Tesla is losing foothold in China, Xpeng says

XPeng President and Vice Chairman Brian Gu is quick to praise the Tesla brand and acknowledge the EV maker’s “commanding” market share in China.

But in the same breath, the executive at the upstart China-based EV rival said his company and peers are fast closing the competitive gap with Tesla.

“I think the Chinese players are catching up very quickly,” Gu said on Yahoo Finance Live. “Our product as well as some of the other products that are being introduced by the leading players are very good, and have comparable specs — as well as better features I think compared to Tesla.”

That point is not lost in the sales data from the main China EV players.

XPeng said this week deliveries in June surged 617% year-over-year to 6,565. So far this year, deliveries have skyrocketed 459% to 30,738 fueled by demand for XPeng’s P7 sedan and G3 SUV.

June deliveries at Nio rose 116% from a year ago to 8,083. For the quarter ending June 30, Nio delivered 21,896 vehicles marking a growth rate from a year ago of 112%.

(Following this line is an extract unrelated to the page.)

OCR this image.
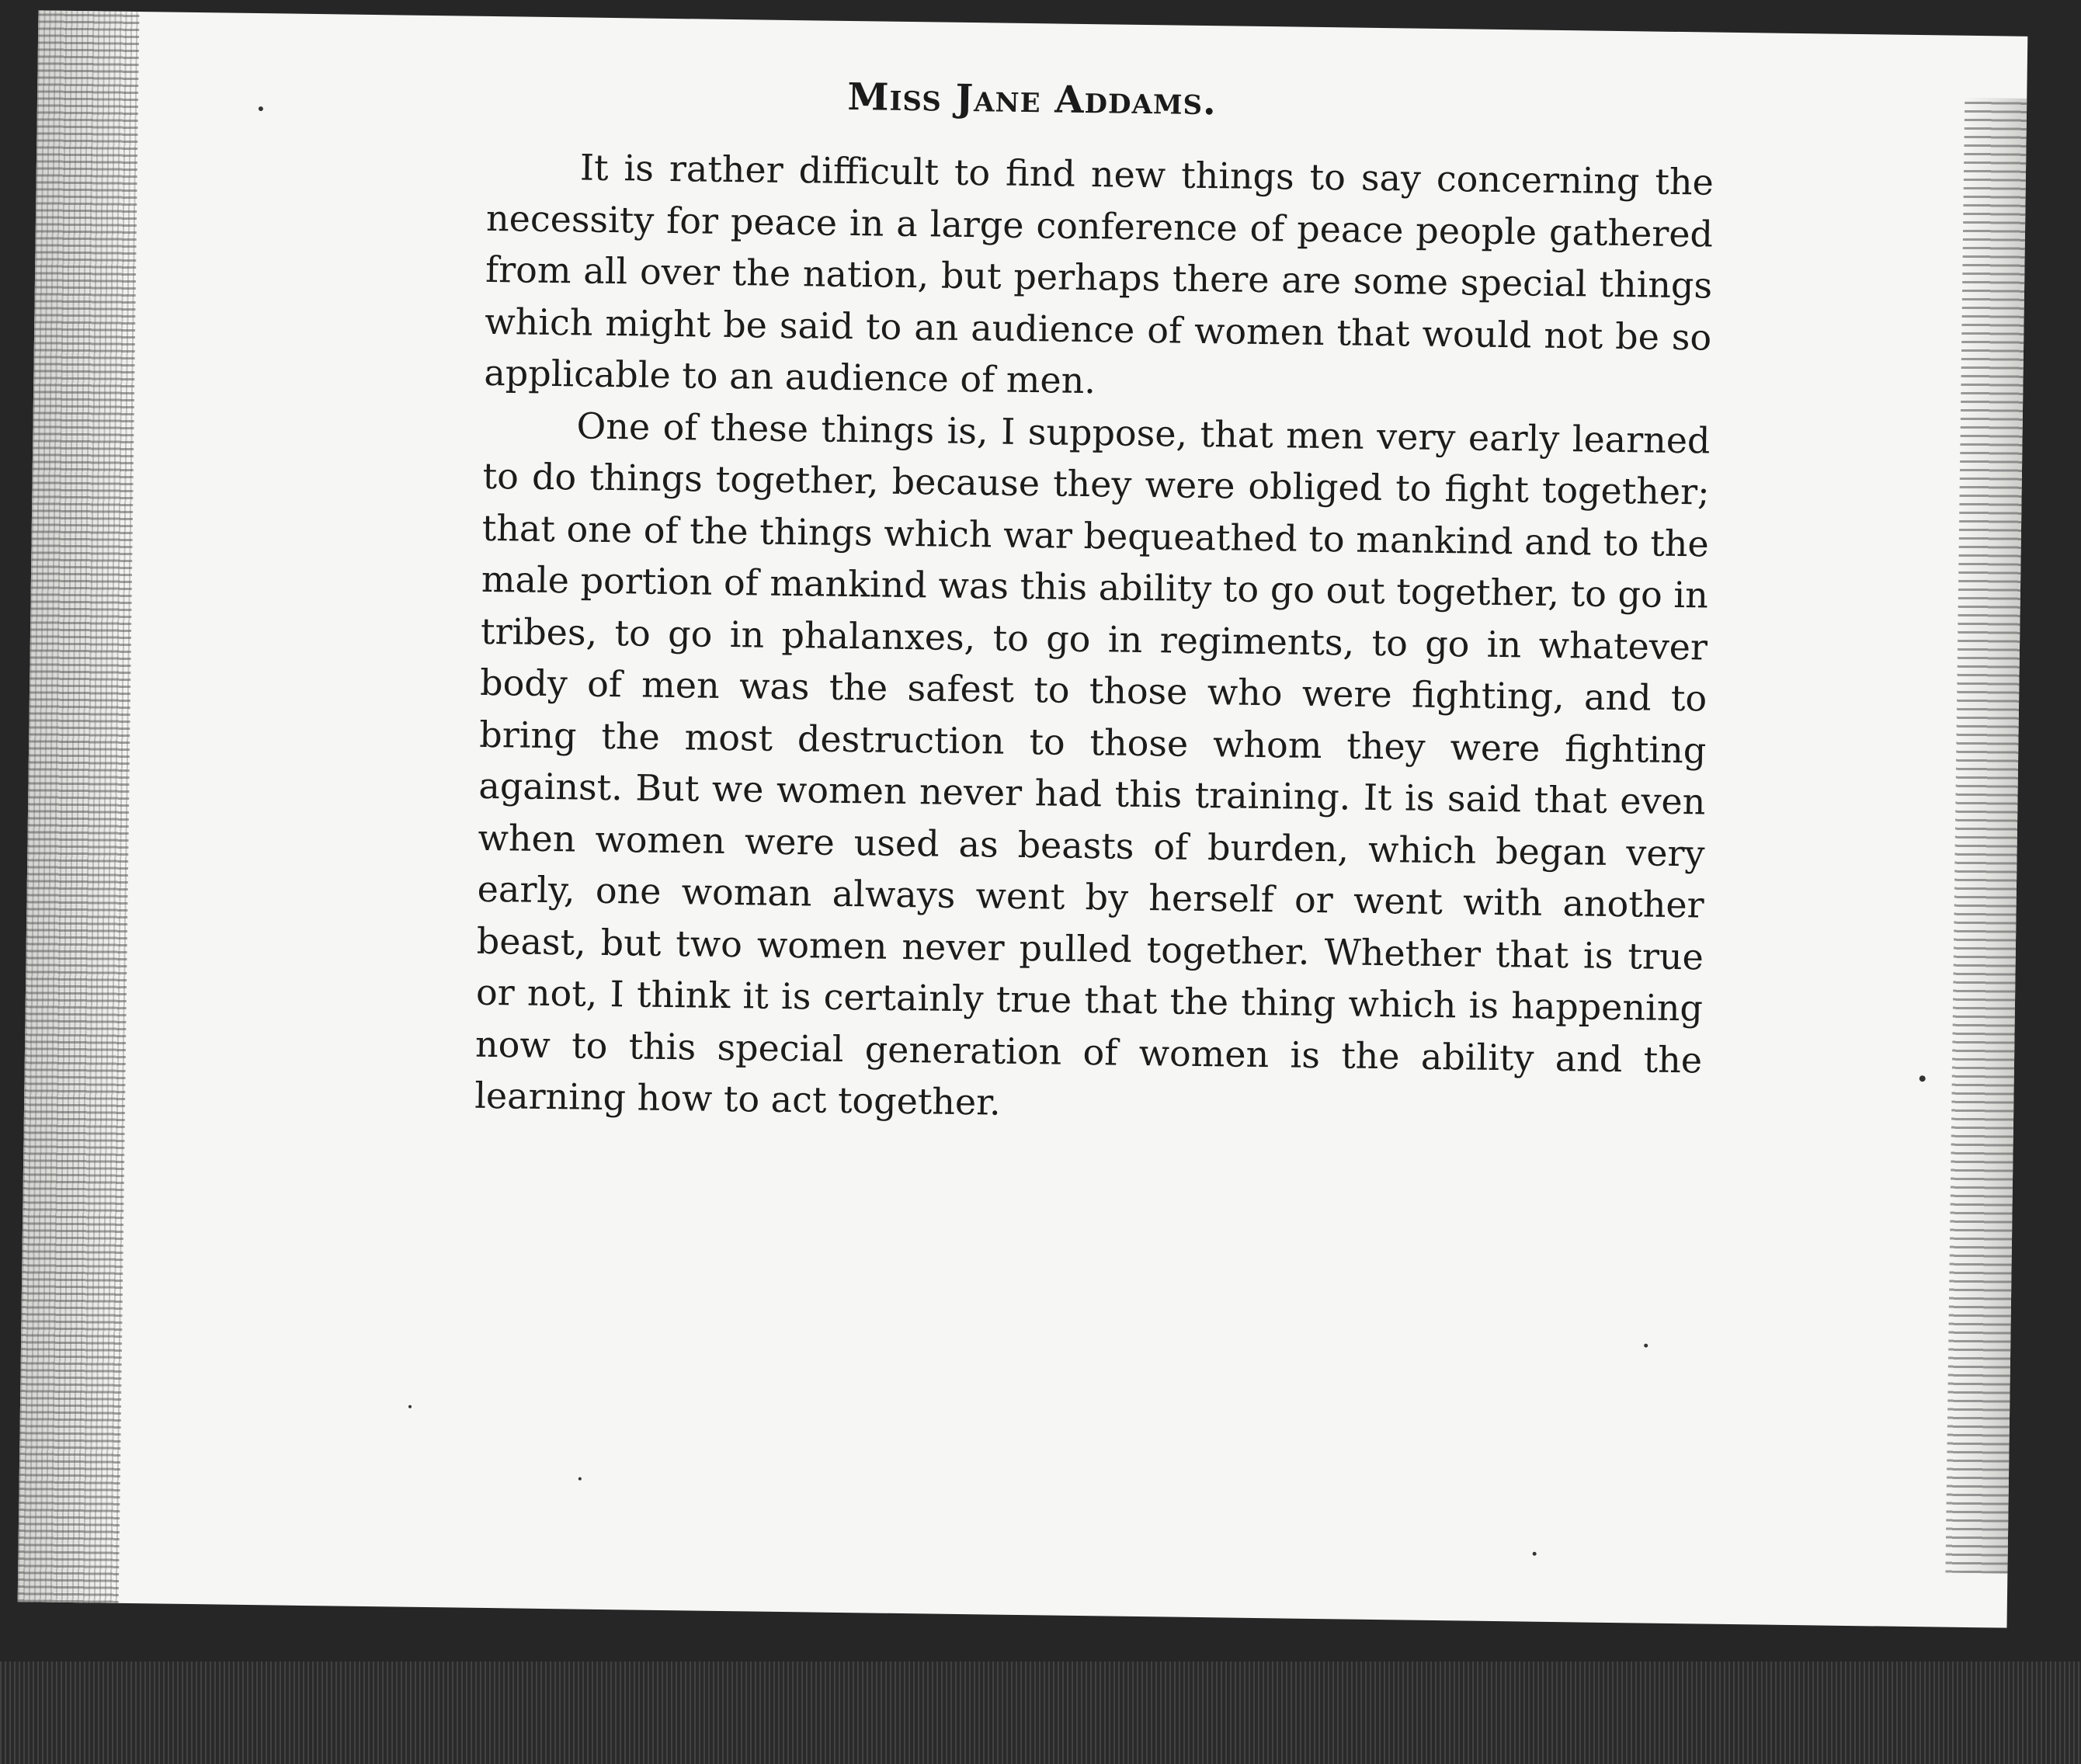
Miss Jane Addams.

It is rather difficult to find new things to say concerning the necessity for peace in a large conference of peace people gathered from all over the nation, but perhaps there are some special things which might be said to an audience of women that would not be so applicable to an audience of men.

One of these things is, I suppose, that men very early learned to do things together, because they were obliged to fight together; that one of the things which war bequeathed to mankind and to the male portion of mankind was this ability to go out together, to go in tribes, to go in phalanxes, to go in regiments, to go in whatever body of men was the safest to those who were fighting, and to bring the most destruction to those whom they were fighting against. But we women never had this training. It is said that even when women were used as beasts of burden, which began very early, one woman always went by herself or went with another beast, but two women never pulled together. Whether that is true or not, I think it is certainly true that the thing which is happening now to this special generation of women is the ability and the learning how to act together.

As for Li Auto, its June deliveries rose 321% from a year earlier to 7,713. Second quarter deliveries improved 166% year-over-year to 17,575.

Tesla reportedly sold 33,155 cars in China in June, up 122% year-over-year.

XPeng — which JPMorgan analysts estimate could grab 8% of China’s electric car market by 2025 —currently has two models in the Chinese electric car market. They have gained notoriety in an increasingly crowded market for their tech-forward infotainment systems and autonomous technology.

The company’s third model dubbed the G3i is expected to see deliveries begin in September, taking aim at smaller sedans such as the Toyota Camry.

Shares of China’s EV makers have cooled off this year despite their strong sales. XPeng shares are down 7% year-to-date, while Nio has shed 5%. Li Auto’s stock is down 11% on the year.